Observational study of lenalidomide in patients with mantle cell lymphoma who relapsed/progressed after or were refractory/intolerant to ibrutinib (MCL-004)
Journal of Hematology & Oncology Nov 07, 2017
Wang M, et al. - Researchers performed the observational MCL-004 study to evaluate outcomes in patients with relapsed/refractory mantle cell lymphoma who received lenalidomide-based therapy after ibrutinib failure or intolerance. In patients with relapsed/refractory mantle cell lymphoma who previously failed ibrutinib therapy, lenalidomide-based treatment demonstrated clinical activity, with no unexpected toxicities.
Methods
- Based on the 2007 International Working Group criteria, investigator-assessed overall response rate was examined primarily.
Results
- In total 58 patients were enrolled (median age, 71 years; range, 50-89); 13 received lenalidomide monotherapy, 11 lenalidomide plus rituximab, and 34 lenalidomide plus other treatment.
- Three or more prior therapies (median 4; range, 1-13) were observed in majority of the patients (88%) .
- Lenalidomide was initiated after a median period of 1.3 weeks from last dose of ibrutinib (range, 0.1-21.7); 45% of patients had partial responses or better to prior ibrutinib.
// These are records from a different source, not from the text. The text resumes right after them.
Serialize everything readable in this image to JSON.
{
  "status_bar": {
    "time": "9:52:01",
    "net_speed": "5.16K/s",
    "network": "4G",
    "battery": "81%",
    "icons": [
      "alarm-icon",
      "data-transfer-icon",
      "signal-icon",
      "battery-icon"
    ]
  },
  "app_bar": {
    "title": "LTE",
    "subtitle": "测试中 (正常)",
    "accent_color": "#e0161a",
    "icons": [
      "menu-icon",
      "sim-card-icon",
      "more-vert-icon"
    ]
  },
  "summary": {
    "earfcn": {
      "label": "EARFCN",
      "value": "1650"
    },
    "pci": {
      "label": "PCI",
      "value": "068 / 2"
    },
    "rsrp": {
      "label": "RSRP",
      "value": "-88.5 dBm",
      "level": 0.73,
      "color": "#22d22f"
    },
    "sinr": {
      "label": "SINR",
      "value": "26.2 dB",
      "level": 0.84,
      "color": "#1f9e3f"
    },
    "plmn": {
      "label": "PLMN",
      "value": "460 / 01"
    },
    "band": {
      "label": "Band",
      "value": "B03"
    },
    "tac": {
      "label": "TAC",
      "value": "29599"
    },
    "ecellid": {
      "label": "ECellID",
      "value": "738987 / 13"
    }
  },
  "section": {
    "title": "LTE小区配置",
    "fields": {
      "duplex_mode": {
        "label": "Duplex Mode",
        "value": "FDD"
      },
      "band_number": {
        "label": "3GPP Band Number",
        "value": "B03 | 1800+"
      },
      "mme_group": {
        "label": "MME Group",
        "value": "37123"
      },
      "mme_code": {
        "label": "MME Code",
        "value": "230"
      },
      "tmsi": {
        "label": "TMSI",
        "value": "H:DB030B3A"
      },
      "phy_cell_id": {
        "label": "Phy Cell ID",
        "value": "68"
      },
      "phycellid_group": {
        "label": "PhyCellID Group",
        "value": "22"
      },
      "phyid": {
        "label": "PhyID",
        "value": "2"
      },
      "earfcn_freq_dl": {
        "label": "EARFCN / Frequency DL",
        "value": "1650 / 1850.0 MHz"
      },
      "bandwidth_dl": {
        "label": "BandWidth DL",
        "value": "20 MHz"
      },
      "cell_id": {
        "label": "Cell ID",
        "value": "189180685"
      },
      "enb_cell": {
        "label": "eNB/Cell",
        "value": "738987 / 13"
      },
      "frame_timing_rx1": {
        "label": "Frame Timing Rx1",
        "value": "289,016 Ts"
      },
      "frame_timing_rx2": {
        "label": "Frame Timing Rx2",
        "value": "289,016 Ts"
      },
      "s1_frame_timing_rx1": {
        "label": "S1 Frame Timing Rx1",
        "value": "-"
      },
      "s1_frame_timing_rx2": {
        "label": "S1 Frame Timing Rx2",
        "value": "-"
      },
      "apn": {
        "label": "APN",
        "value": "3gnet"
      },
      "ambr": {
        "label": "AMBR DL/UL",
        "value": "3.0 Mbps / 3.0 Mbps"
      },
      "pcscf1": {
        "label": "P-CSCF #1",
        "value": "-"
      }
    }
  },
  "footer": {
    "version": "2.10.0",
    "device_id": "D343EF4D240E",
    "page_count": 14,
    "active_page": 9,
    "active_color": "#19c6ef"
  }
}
- Ibrutinib discontinuation was performed primarily due to lack of efficacy (88%) and ibrutinib toxicity (9%).
- 17 patients responded (8 complete responses, 9 partial responses) after a median of two cycles (range, 0-11) of lenalidomide-based treatment; overall response rate was 29% (95% confidence interval, 18-43%) and median duration of response was 20 weeks (95% confidence interval, 2.9 to not available).
- Researchers observed an overall similar response rate to lenalidomide-based therapy for patients with relapsed/progressive disease after previous response to ibrutinib (i.e., ≥PR) vs ibrutinib-refractory (i.e., ≤SD) patients (30 vs 32%, respectively).
- After lenalidomide-containing therapy, the most common all-grade treatment-emergent adverse events (n = 58) were fatigue (38%) and cough, dizziness, dyspnea, nausea, and peripheral edema (19% each).
- At data cutoff, death of 28 patients, primarily due to mantle cell lymphoma, was reported.